Heart Survivor Story: Sara Karlin

“When your heart doesn’t work, it affects everything.”

Portrait of Sara Karlin

Since childhood, Sara Karlin has had to adapt to the world. As a kid, racing around on a bike or diving into the deep end of the swimming pool quickly made her light-headed or even caused her to faint.

Karlin stuck to this cautious lifestyle for 60 years. “Doctors over the years knew there was something wrong,” she says. They just didn’t know what it was.

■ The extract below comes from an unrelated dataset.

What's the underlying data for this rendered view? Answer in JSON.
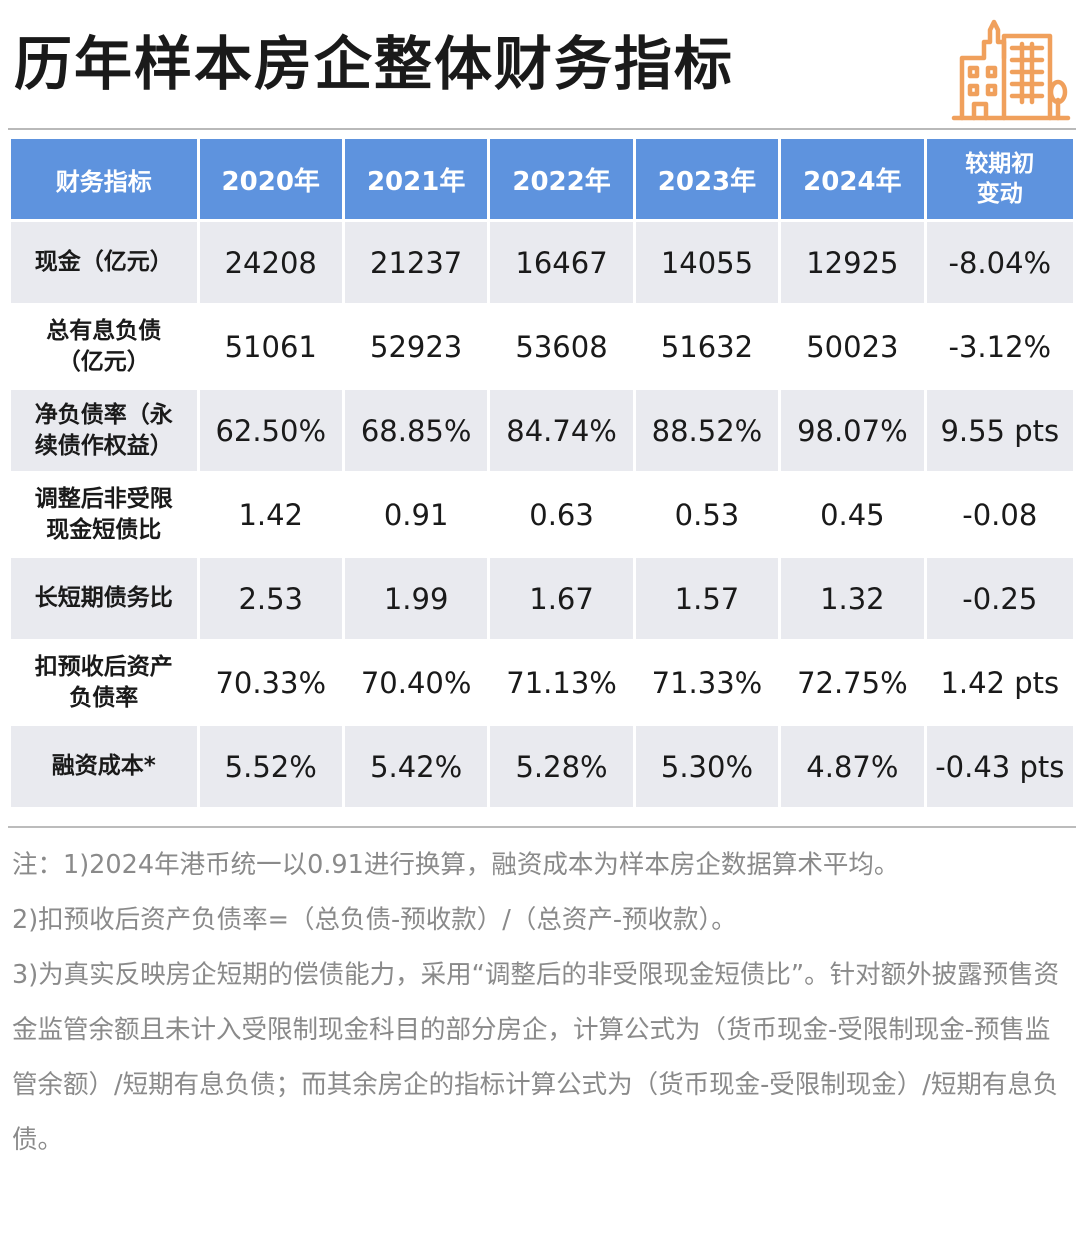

Nine years ago, a doctor at the OHSU Knight Cardiovascular Institute diagnosed Karlin with hypertrophic cardiomyopathy. This is the most common genetic cardiac condition, but one that is very hard to diagnose because it affects each person differently. Personalized care for this condition is critical.

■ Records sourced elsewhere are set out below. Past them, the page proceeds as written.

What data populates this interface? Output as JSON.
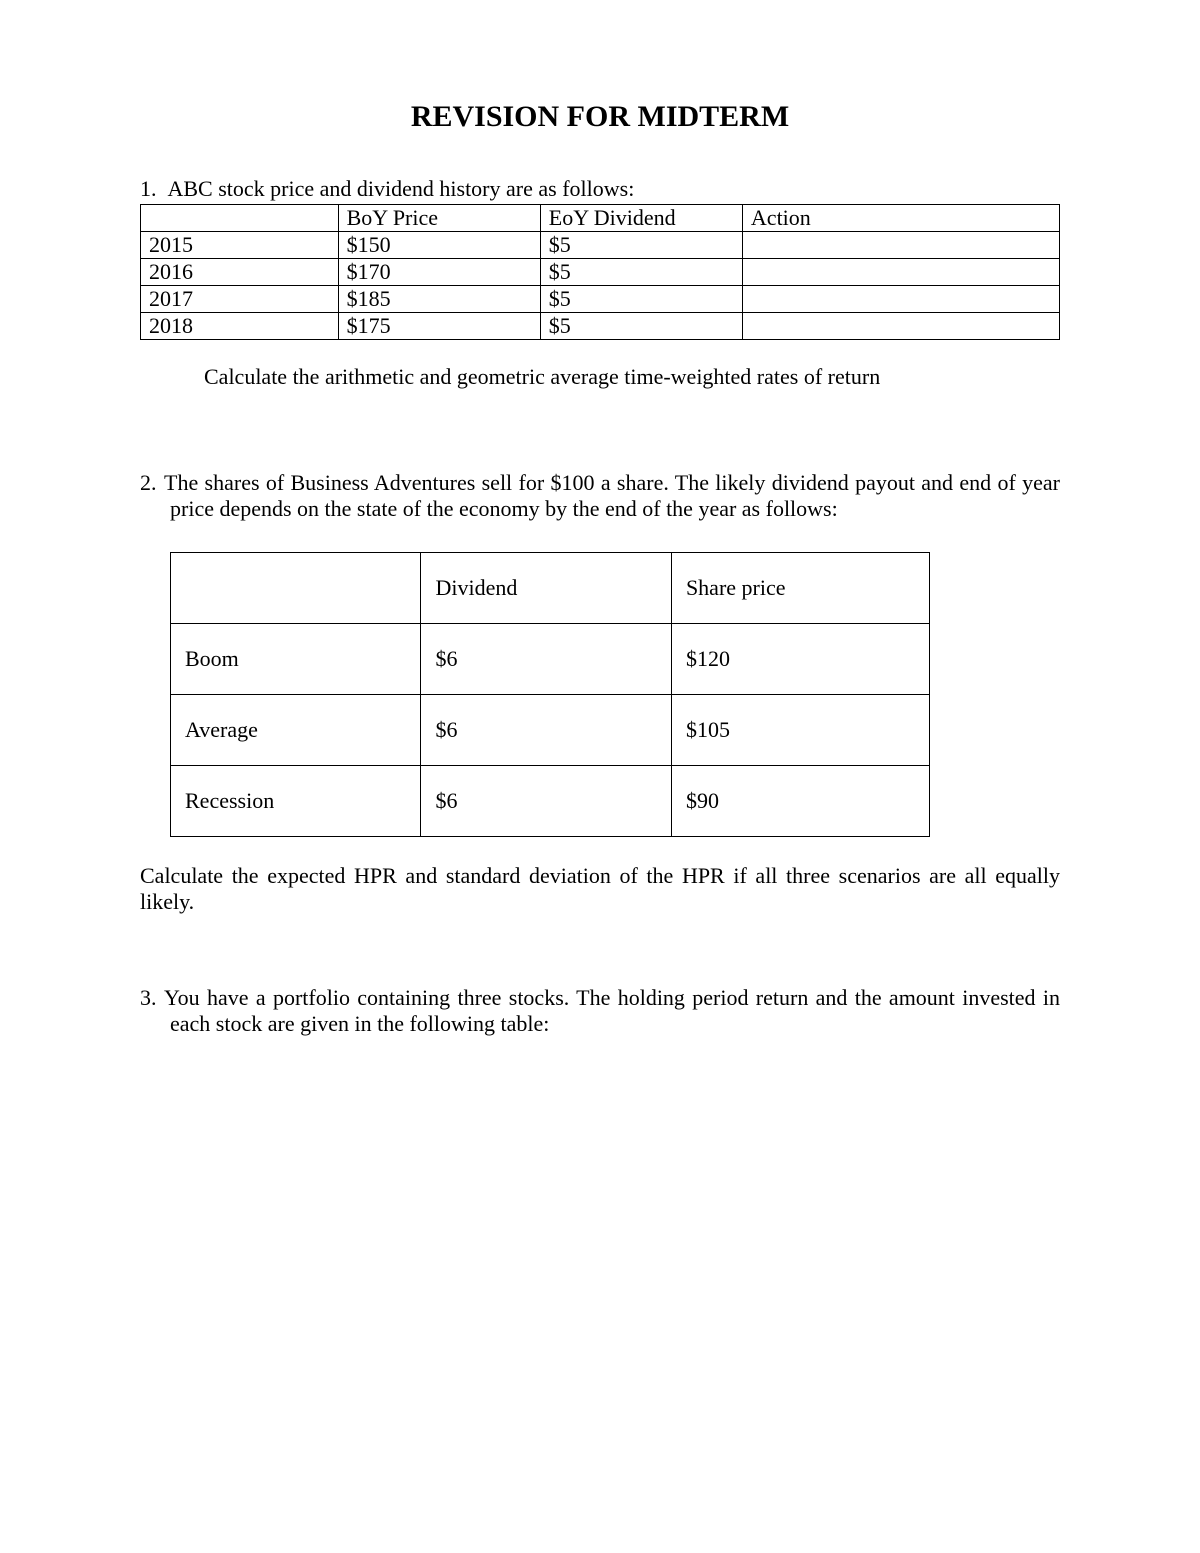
{
  "title": "REVISION FOR MIDTERM",
  "q1": {
    "number": "1.",
    "intro": "ABC stock price and dividend history are as follows:",
    "table": {
      "headers": [
        "",
        "BoY Price",
        "EoY Dividend",
        "Action"
      ],
      "rows": [
        [
          "2015",
          "$150",
          "$5",
          ""
        ],
        [
          "2016",
          "$170",
          "$5",
          ""
        ],
        [
          "2017",
          "$185",
          "$5",
          ""
        ],
        [
          "2018",
          "$175",
          "$5",
          ""
        ]
      ]
    },
    "task": "Calculate the arithmetic and geometric average time-weighted rates of return"
  },
  "q2": {
    "number": "2.",
    "intro": "The shares of Business Adventures sell for $100 a share. The likely dividend payout and end of year price depends on the state of the economy by the end of the year as follows:",
    "table": {
      "headers": [
        "",
        "Dividend",
        "Share price"
      ],
      "rows": [
        [
          "Boom",
          "$6",
          "$120"
        ],
        [
          "Average",
          "$6",
          "$105"
        ],
        [
          "Recession",
          "$6",
          "$90"
        ]
      ]
    },
    "task": "Calculate the expected HPR and standard deviation of the HPR if all three scenarios are all equally likely."
  },
  "q3": {
    "number": "3.",
    "intro": "You have a portfolio containing three stocks. The holding period return and the amount invested in each stock are given in the following table:"
  }
}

So at age 60, after a lifetime of limitations, Karlin finally started to get the treatment and support she needed.

“I was so skeptical,” says Karlin. “The doctor wanted to put me on medication and I just asked him what he would do when I’m back next week even more uncomfortable than I am now.”

He gave Karlin his cell phone number and said if she didn’t feel better in a few weeks, they would stop the medicine.

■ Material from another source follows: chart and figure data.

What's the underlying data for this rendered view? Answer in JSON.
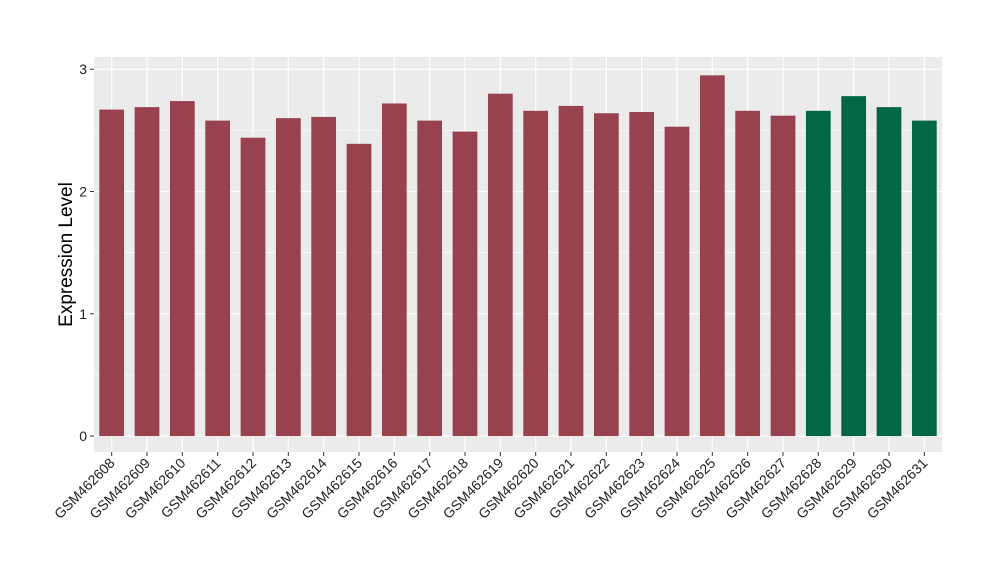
{
  "chart_data": {
    "type": "bar",
    "title": "",
    "xlabel": "",
    "ylabel": "Expression Level",
    "ylim": [
      -0.13,
      3.1
    ],
    "yticks": [
      0,
      1,
      2,
      3
    ],
    "grid": true,
    "background_color": "#EBEBEB",
    "gridline_color": "#FFFFFF",
    "categories": [
      "GSM462608",
      "GSM462609",
      "GSM462610",
      "GSM462611",
      "GSM462612",
      "GSM462613",
      "GSM462614",
      "GSM462615",
      "GSM462616",
      "GSM462617",
      "GSM462618",
      "GSM462619",
      "GSM462620",
      "GSM462621",
      "GSM462622",
      "GSM462623",
      "GSM462624",
      "GSM462625",
      "GSM462626",
      "GSM462627",
      "GSM462628",
      "GSM462629",
      "GSM462630",
      "GSM462631"
    ],
    "values": [
      2.67,
      2.69,
      2.74,
      2.58,
      2.44,
      2.6,
      2.61,
      2.39,
      2.72,
      2.58,
      2.49,
      2.8,
      2.66,
      2.7,
      2.64,
      2.65,
      2.53,
      2.95,
      2.66,
      2.62,
      2.66,
      2.78,
      2.69,
      2.58
    ],
    "bar_colors": [
      "#984250",
      "#984250",
      "#984250",
      "#984250",
      "#984250",
      "#984250",
      "#984250",
      "#984250",
      "#984250",
      "#984250",
      "#984250",
      "#984250",
      "#984250",
      "#984250",
      "#984250",
      "#984250",
      "#984250",
      "#984250",
      "#984250",
      "#984250",
      "#006643",
      "#006643",
      "#006643",
      "#006643"
    ]
  }
}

“Three months later, I asked him if this is how the rest of the world feels,” Karlin says. “I was far less light-headed, I could exert myself a little and not pass out.”

Next, Karlin has had a pacemaker and defibrillator implanted, and four years ago she had open-heart surgery to correct a problem in her heart.

Since then, she has been more active than ever before.

“I’m the one chasing my grandkids around. When I walk with my kids, they ask me to slow down and wait for them,” Karlin chuckles.

Even still, learning to trust her heart – and her pacemaker and defibrillator – hasn’t been easy.

That’s what holds me back, four years later,” says Karlin. “What will happen if I faint? I just have to push myself and then I see that I’m alright.”

Though she’s still learning to trust her body, Karlin is thrilled with her progress.

“It’s the most optimistic I’ve ever been,” she says. “I’m able to get out in the world and not be afraid that I’ll fall down.”